Disembarking at Boston in 1656, Mary Fisher, "a religious maiden," and her companion Ann Austin, Quakers, were welcomed by hangman, by gaoler. The hangman made a public bonfire of all books found in their possession. The gaoler, after examining them for evidence of witchcraft, clapped them into jail, where they lay five weeks. Then the religious maidens were shipped back -to England.

So upset were the people of Massachusetts that they made a law. The next Quaker to land would get one ear lopped off. If he came back, off with the other ear! If yet again he returned, his tongue was to be pierced by a red-hot iron. These provisions failing, however, to deter the Quakers, presently the gibbet was invoked and four Quakers were hanged, one of them a woman.

But the Quakers still kept coming. Last week, energized by the election of a member of their organization, Religious Society of Friends, as President of the U.S.,* they were beginning what is probably the most vigorous effort in more than a century for converts.

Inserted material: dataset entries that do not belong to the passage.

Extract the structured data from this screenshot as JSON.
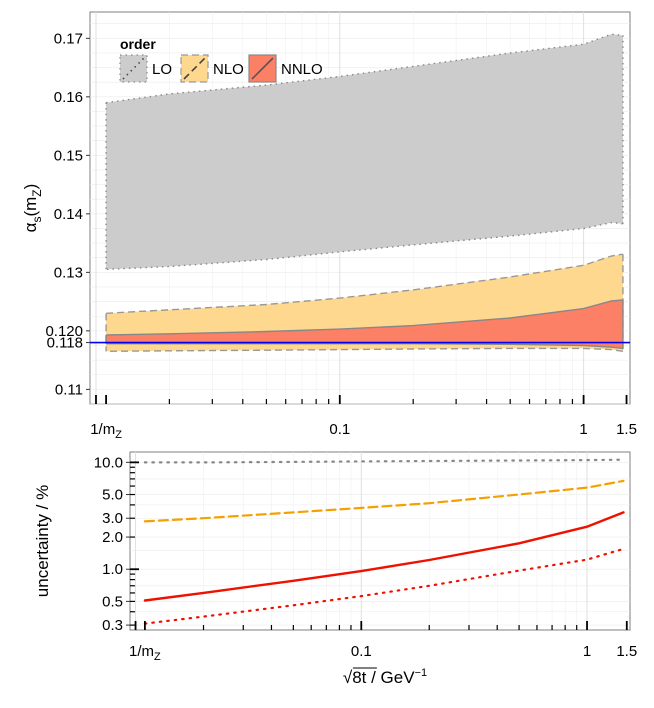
{
  "chart_data": [
    {
      "type": "area",
      "xscale": "log",
      "xlim": [
        0.00945,
        1.55
      ],
      "ylim": [
        0.1075,
        0.1745
      ],
      "x_ticks": [
        {
          "value": 0.011,
          "label": "1/m",
          "sub": "Z"
        },
        {
          "value": 0.1,
          "label": "0.1"
        },
        {
          "value": 1.0,
          "label": "1"
        },
        {
          "value": 1.5,
          "label": "1.5"
        }
      ],
      "y_ticks": [
        0.11,
        0.118,
        0.12,
        0.13,
        0.14,
        0.15,
        0.16,
        0.17
      ],
      "y_tick_labels": [
        "0.11",
        "0.118",
        "0.120",
        "0.13",
        "0.14",
        "0.15",
        "0.16",
        "0.17"
      ],
      "ylabel": {
        "main": "α",
        "sub1": "s",
        "paren_open": "(m",
        "sub2": "Z",
        "paren_close": ")"
      },
      "legend": {
        "title": "order",
        "placement": "top-left",
        "entries": [
          "LO",
          "NLO",
          "NNLO"
        ]
      },
      "reference_line": {
        "y": 0.118,
        "color": "#0000ee"
      },
      "grid": true,
      "x": [
        0.011,
        0.02,
        0.05,
        0.1,
        0.2,
        0.5,
        1.0,
        1.3,
        1.45
      ],
      "series": [
        {
          "name": "LO",
          "fill": "#cccccc",
          "stroke": "#888888",
          "dash": "dotted",
          "upper": [
            0.159,
            0.1605,
            0.162,
            0.1635,
            0.1652,
            0.1675,
            0.169,
            0.1707,
            0.1705
          ],
          "lower": [
            0.1305,
            0.131,
            0.1322,
            0.1335,
            0.1347,
            0.1362,
            0.1375,
            0.1385,
            0.1383
          ]
        },
        {
          "name": "NLO",
          "fill": "#fed88f",
          "stroke": "#999999",
          "dash": "dashed",
          "upper": [
            0.123,
            0.1236,
            0.1245,
            0.1256,
            0.127,
            0.1292,
            0.1312,
            0.1328,
            0.1331
          ],
          "lower": [
            0.1165,
            0.1166,
            0.1167,
            0.1168,
            0.1169,
            0.117,
            0.117,
            0.1168,
            0.1165
          ]
        },
        {
          "name": "NNLO",
          "fill": "#fb8066",
          "stroke": "#888888",
          "dash": "solid",
          "upper": [
            0.1193,
            0.1195,
            0.1199,
            0.1203,
            0.1209,
            0.1222,
            0.1238,
            0.1251,
            0.1253
          ],
          "lower": [
            0.1178,
            0.1178,
            0.1178,
            0.1178,
            0.1178,
            0.1177,
            0.1175,
            0.1172,
            0.117
          ]
        }
      ]
    },
    {
      "type": "line",
      "xscale": "log",
      "yscale": "log",
      "xlim": [
        0.00945,
        1.55
      ],
      "ylim": [
        0.27,
        12.5
      ],
      "xlabel": {
        "root": "√8t",
        "unit": " / GeV",
        "sup": "−1"
      },
      "ylabel": "uncertainty / %",
      "x_ticks": [
        {
          "value": 0.011,
          "label": "1/m",
          "sub": "Z"
        },
        {
          "value": 0.1,
          "label": "0.1"
        },
        {
          "value": 1.0,
          "label": "1"
        },
        {
          "value": 1.5,
          "label": "1.5"
        }
      ],
      "y_ticks": [
        0.3,
        0.5,
        1.0,
        2.0,
        3.0,
        5.0,
        10.0
      ],
      "y_tick_labels": [
        "0.3",
        "0.5",
        "1.0",
        "2.0",
        "3.0",
        "5.0",
        "10.0"
      ],
      "grid": true,
      "x": [
        0.011,
        0.02,
        0.05,
        0.1,
        0.2,
        0.5,
        1.0,
        1.45
      ],
      "series": [
        {
          "name": "LO",
          "color": "#888888",
          "dash": "dotted",
          "values": [
            10.0,
            10.0,
            10.1,
            10.2,
            10.3,
            10.4,
            10.5,
            10.6
          ]
        },
        {
          "name": "NLO",
          "color": "#f5a000",
          "dash": "dashed",
          "values": [
            2.8,
            3.0,
            3.4,
            3.75,
            4.15,
            5.0,
            5.8,
            6.7
          ]
        },
        {
          "name": "NNLO",
          "color": "#ee1100",
          "dash": "solid",
          "values": [
            0.51,
            0.6,
            0.78,
            0.96,
            1.22,
            1.75,
            2.5,
            3.4
          ]
        },
        {
          "name": "NNLO",
          "color": "#ee1100",
          "dash": "dotted",
          "values": [
            0.31,
            0.36,
            0.46,
            0.56,
            0.7,
            0.97,
            1.23,
            1.55
          ]
        }
      ]
    }
  ]
}
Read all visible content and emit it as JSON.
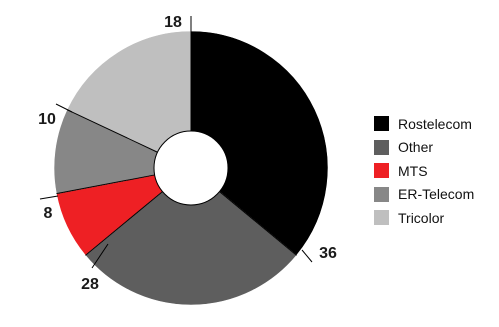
{
  "chart_data": {
    "type": "pie",
    "donut": true,
    "start_angle_deg": 0,
    "direction": "clockwise",
    "legend_position": "right",
    "series": [
      {
        "name": "Rostelecom",
        "value": 36,
        "color": "#000000"
      },
      {
        "name": "Other",
        "value": 28,
        "color": "#5e5e5e"
      },
      {
        "name": "MTS",
        "value": 8,
        "color": "#ee2024"
      },
      {
        "name": "ER-Telecom",
        "value": 10,
        "color": "#878787"
      },
      {
        "name": "Tricolor",
        "value": 18,
        "color": "#bfbfbf"
      }
    ]
  }
}
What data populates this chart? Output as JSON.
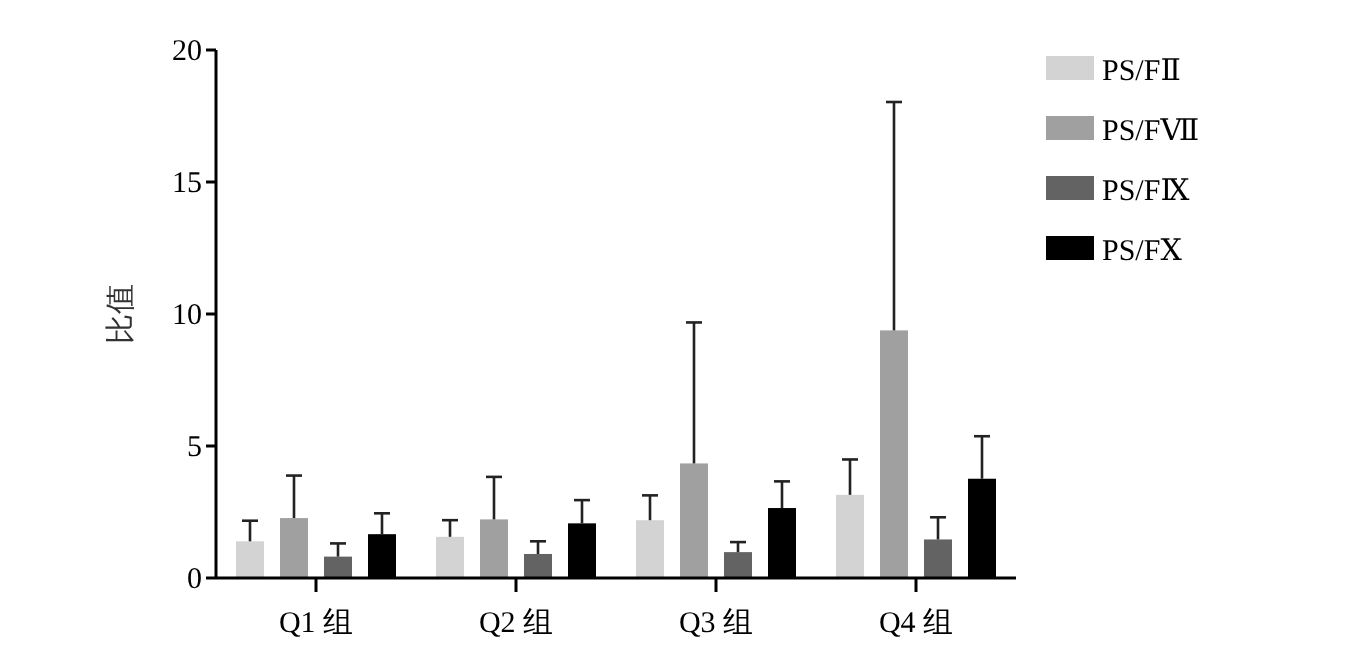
{
  "chart_data": {
    "type": "bar",
    "ylabel": "比值",
    "categories": [
      "Q1 组",
      "Q2 组",
      "Q3 组",
      "Q4 组"
    ],
    "ylim": [
      0,
      20
    ],
    "yticks": [
      0,
      5,
      10,
      15,
      20
    ],
    "legend": "top right",
    "grid": false,
    "series": [
      {
        "name": "PS/FⅡ",
        "color": "#d3d3d3",
        "values": [
          1.39,
          1.56,
          2.19,
          3.15
        ],
        "errors": [
          [
            1.39,
            2.17
          ],
          [
            1.56,
            2.19
          ],
          [
            2.19,
            3.13
          ],
          [
            3.15,
            4.49
          ]
        ]
      },
      {
        "name": "PS/FⅦ",
        "color": "#a0a0a0",
        "values": [
          2.27,
          2.22,
          4.34,
          9.38
        ],
        "errors": [
          [
            2.27,
            3.88
          ],
          [
            2.22,
            3.83
          ],
          [
            4.34,
            9.68
          ],
          [
            9.38,
            18.03
          ]
        ]
      },
      {
        "name": "PS/FⅨ",
        "color": "#636363",
        "values": [
          0.81,
          0.91,
          0.98,
          1.46
        ],
        "errors": [
          [
            0.81,
            1.31
          ],
          [
            0.91,
            1.39
          ],
          [
            0.98,
            1.36
          ],
          [
            1.46,
            2.3
          ]
        ]
      },
      {
        "name": "PS/FⅩ",
        "color": "#000000",
        "values": [
          1.66,
          2.07,
          2.65,
          3.76
        ],
        "errors": [
          [
            1.66,
            2.45
          ],
          [
            2.07,
            2.95
          ],
          [
            2.65,
            3.66
          ],
          [
            3.76,
            5.37
          ]
        ]
      }
    ]
  }
}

A circular vigorously urging the doctrine of the Quakers was distributed in the mails, signed by Jesse H. Holmes, professor of philosophy, Swarthmore College; Roscoe Pound, dean of the Harvard Law School; J. Russell Smith, professor of Economic geography, Columbia University; Thomas A. Jenkins, professor of the history of the French language, University of Chicago; Albert T. Mills, professor of history and political science, James Millikin University.

Warmakers Welcome. Although in course of years the Quaker has come to represent t'ie very personification of the pacifist spirit, the circular explains that militarists are not excluded from membership in the society.†

This point and others made in the circular were explained by the fact that the Quakers have never formulated any fixed creed. They have no body authorized "to dictate to the members as to doctrine or conduct."

Addressed to "the scientifically minded," the circular declared that it did not seek the attention of those satisfied with "the Apostles or the Nicene Creed, the inerrancy of the Bible, the virgin birth of Jesus, and the verity of the miracle stories of the old and new Testament." God goes by many another name among Quakers: "the Seed, the Inner Light, the In-speaking Voice, the Christ within, the Word . . . The Hidden Dynamo, The Super-self, The World-father." And "religion as we understand it has nothing to fear from science."

I Street N. W. A mild little colonial structure of red brick, with a peaceable white door and portico, stands on I Street northwest, in Washington. It is the Meeting House of the Society of Friends in the capital, and there Mr. & Mrs. Hoover attend service. Its capacity is about 200 people, and the Friends were wondering how best to stretch the walls. With or without circulars to the scientifically minded, they foresaw that crowds would throng to their door each "First Day" of the next four years, when President & First Lady attend.